Predictive data mining
(also predictive analysis)
Predictive data mining definition
Predictive data mining uses statistical algorithms, machine learning techniques, and data analysis to help organizations find patterns in large datasets and predict future outcomes based on historical data. As a result, predictive data mining helps organizations make informed decisions, optimize resources and processes, and drive growth. Predictive data mining can also significantly improve an organization’s security posture. The most popular techniques in predictive data mining include regression analysis, classification, decision trees, neural networks, and ensemble methods.
See also: data mining, cyberattack
Predictive data mining use cases
- Anomaly detection. It helps organizations detect unusual patterns and identify security breaches, insider threats, or other malicious activities.
- Risk assessment. Users can identify and prioritize potential risks and the potential impact of these vulnerabilities. As a result, they can make better-informed decisions and implement strategies to mitigate these threats.
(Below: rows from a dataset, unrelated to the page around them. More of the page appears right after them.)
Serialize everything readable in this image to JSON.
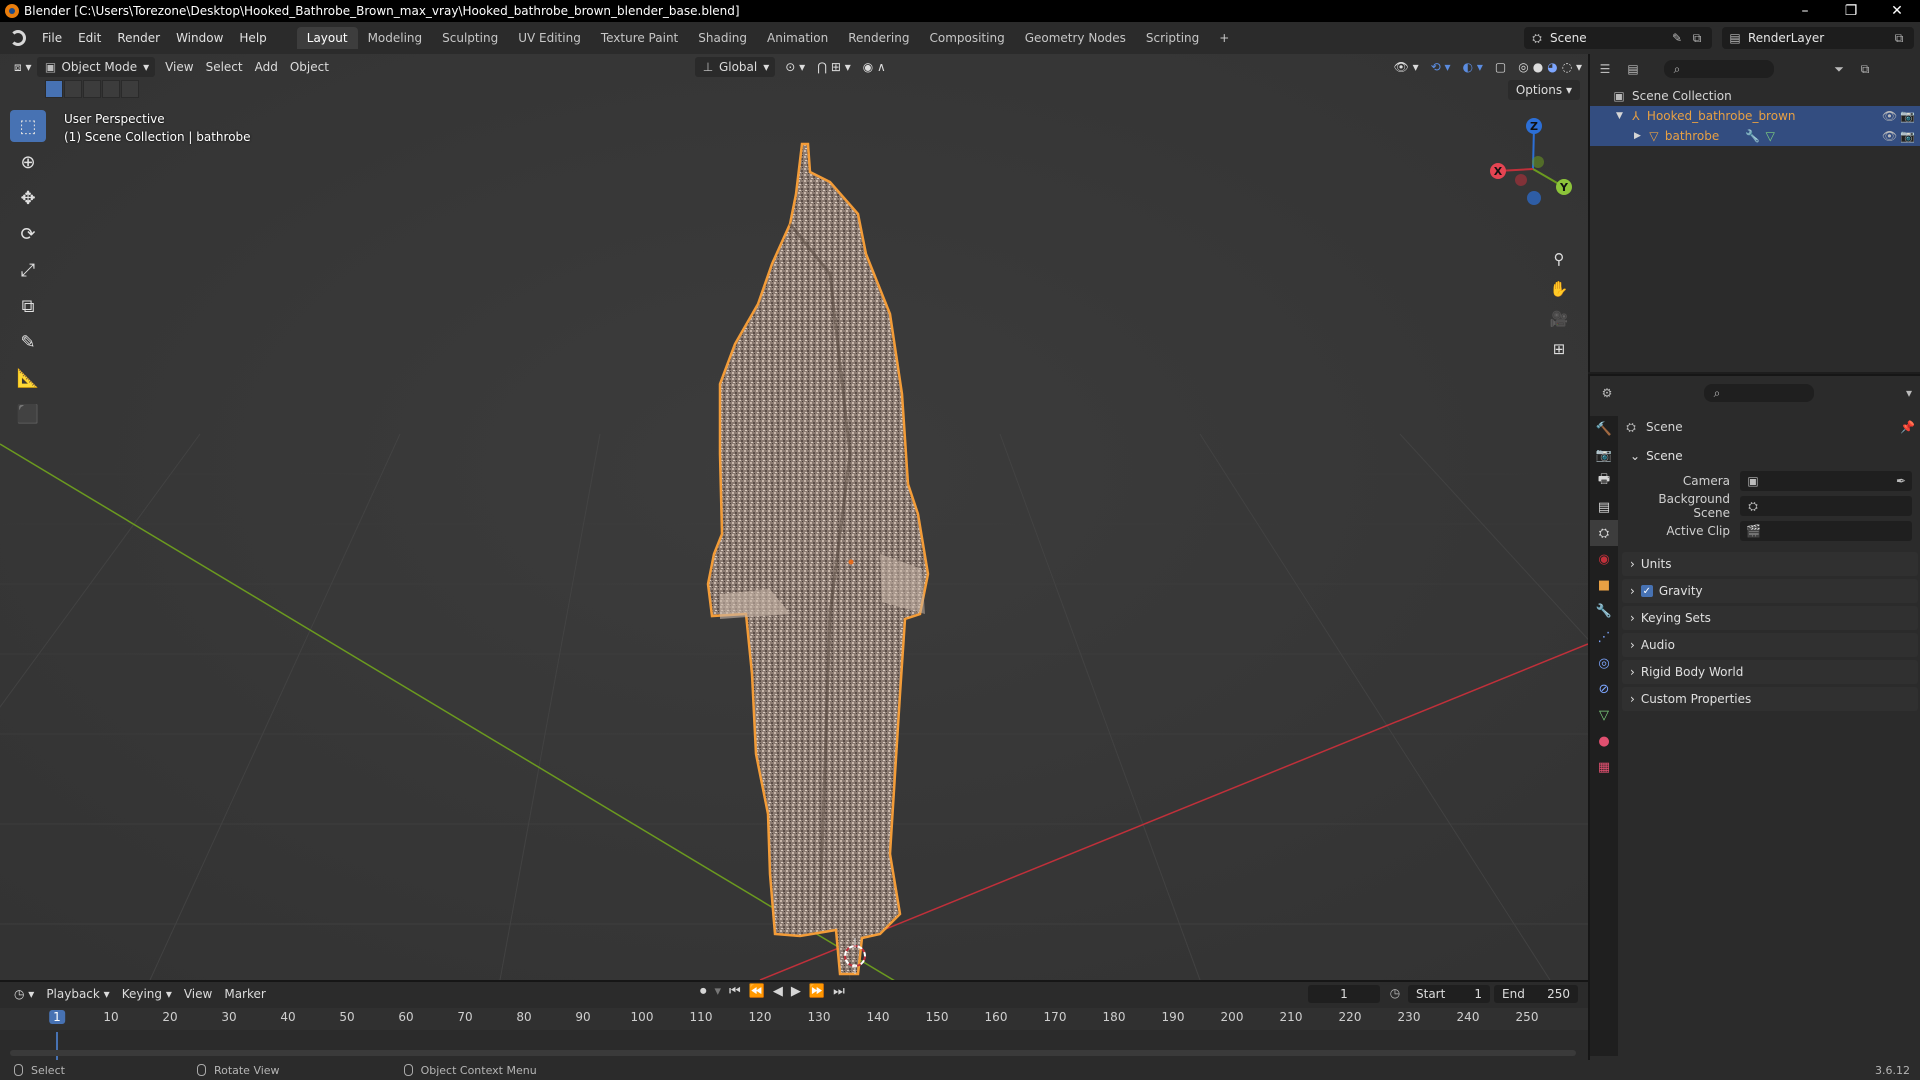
{
  "window": {
    "title": "Blender [C:\\Users\\Torezone\\Desktop\\Hooked_Bathrobe_Brown_max_vray\\Hooked_bathrobe_brown_blender_base.blend]",
    "controls": [
      "–",
      "❐",
      "✕"
    ]
  },
  "menu": [
    "File",
    "Edit",
    "Render",
    "Window",
    "Help"
  ],
  "workspaces": [
    "Layout",
    "Modeling",
    "Sculpting",
    "UV Editing",
    "Texture Paint",
    "Shading",
    "Animation",
    "Rendering",
    "Compositing",
    "Geometry Nodes",
    "Scripting"
  ],
  "active_workspace": "Layout",
  "add_workspace": "+",
  "scene_selector": {
    "scene": "Scene",
    "view_layer": "RenderLayer"
  },
  "viewport": {
    "mode": "Object Mode",
    "menus": [
      "View",
      "Select",
      "Add",
      "Object"
    ],
    "orientation": "Global",
    "info_line1": "User Perspective",
    "info_line2": "(1) Scene Collection | bathrobe",
    "options_label": "Options",
    "gizmo_axes": {
      "x": "X",
      "y": "Y",
      "z": "Z"
    }
  },
  "outliner": {
    "root": "Scene Collection",
    "items": [
      {
        "label": "Hooked_bathrobe_brown",
        "type": "empty"
      },
      {
        "label": "bathrobe",
        "type": "mesh"
      }
    ]
  },
  "properties": {
    "context_title": "Scene",
    "scene_panel": "Scene",
    "fields": [
      {
        "label": "Camera",
        "value": ""
      },
      {
        "label": "Background Scene",
        "value": ""
      },
      {
        "label": "Active Clip",
        "value": ""
      }
    ],
    "collapsed_panels": [
      "Units",
      "Gravity",
      "Keying Sets",
      "Audio",
      "Rigid Body World",
      "Custom Properties"
    ],
    "gravity_enabled": true
  },
  "timeline": {
    "menus": [
      "Playback",
      "Keying",
      "View",
      "Marker"
    ],
    "current_frame": "1",
    "start_label": "Start",
    "start": "1",
    "end_label": "End",
    "end": "250",
    "ticks": [
      "10",
      "20",
      "30",
      "40",
      "50",
      "60",
      "70",
      "80",
      "90",
      "100",
      "110",
      "120",
      "130",
      "140",
      "150",
      "160",
      "170",
      "180",
      "190",
      "200",
      "210",
      "220",
      "230",
      "240",
      "250"
    ]
  },
  "statusbar": {
    "items": [
      "Select",
      "Rotate View",
      "Object Context Menu"
    ],
    "version": "3.6.12"
  },
  "colors": {
    "selection": "#4772b3",
    "object_outline": "#f39c38",
    "x_axis": "#c0303a",
    "y_axis": "#6b9a1f",
    "z_axis": "#2c6fd6",
    "outliner_object_text": "#e8a043"
  }
}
- Threat prediction. Predictive data mining analyzes patterns in historical data, such as network logs or threat intelligence feeds, to help organizations identify new threats.
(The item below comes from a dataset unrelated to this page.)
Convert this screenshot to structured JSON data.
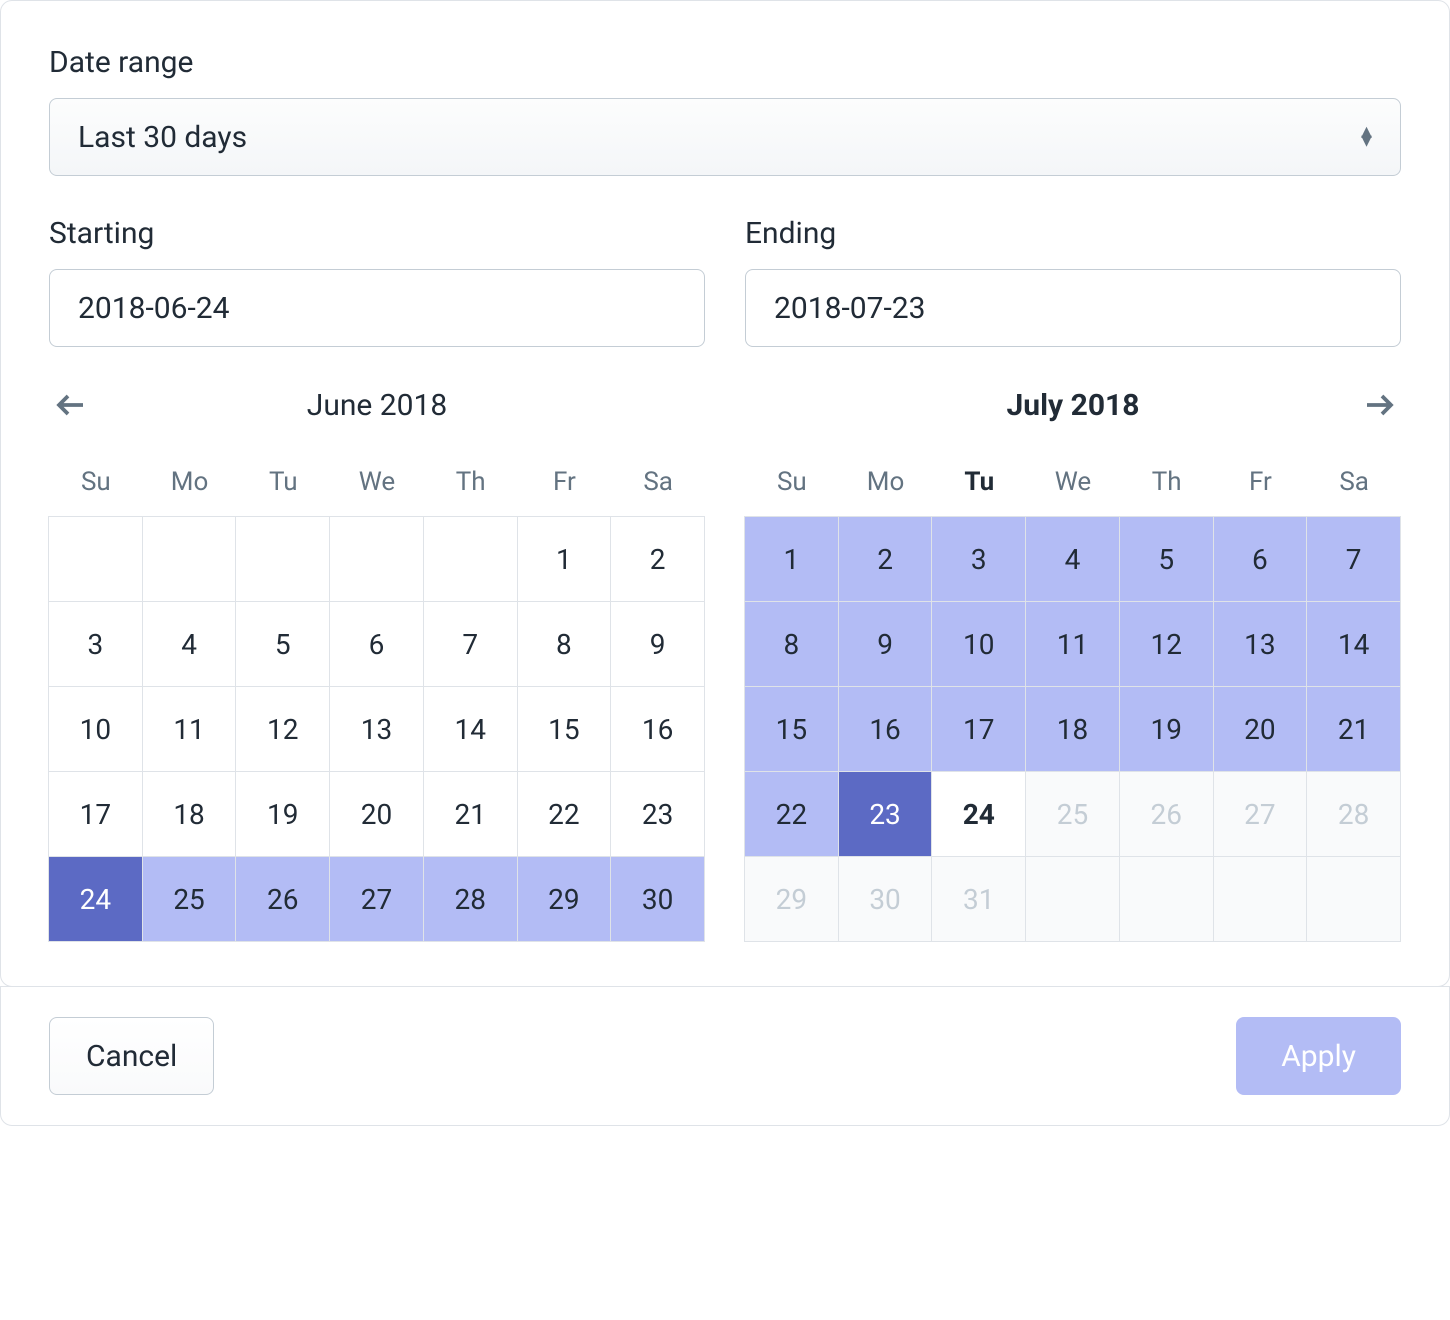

- Incident response. It forecasts the potential scope and consequences of a security breach. Organizations can respond more effectively and minimize damage when they know what to expect.
- Phishing detection. It analyzes email content, sender information, and other attributes. This way, predictive data mining protects users from phishing email attacks.
- Malware defense. It examines file characteristics, behaviors, and other attributes. As a result, it warns organizations of both known and unknown malware types.
- Network security. Predictive data mining detects potential weak points or attack paths and recommends appropriate responses, helping organizations optimize their network security.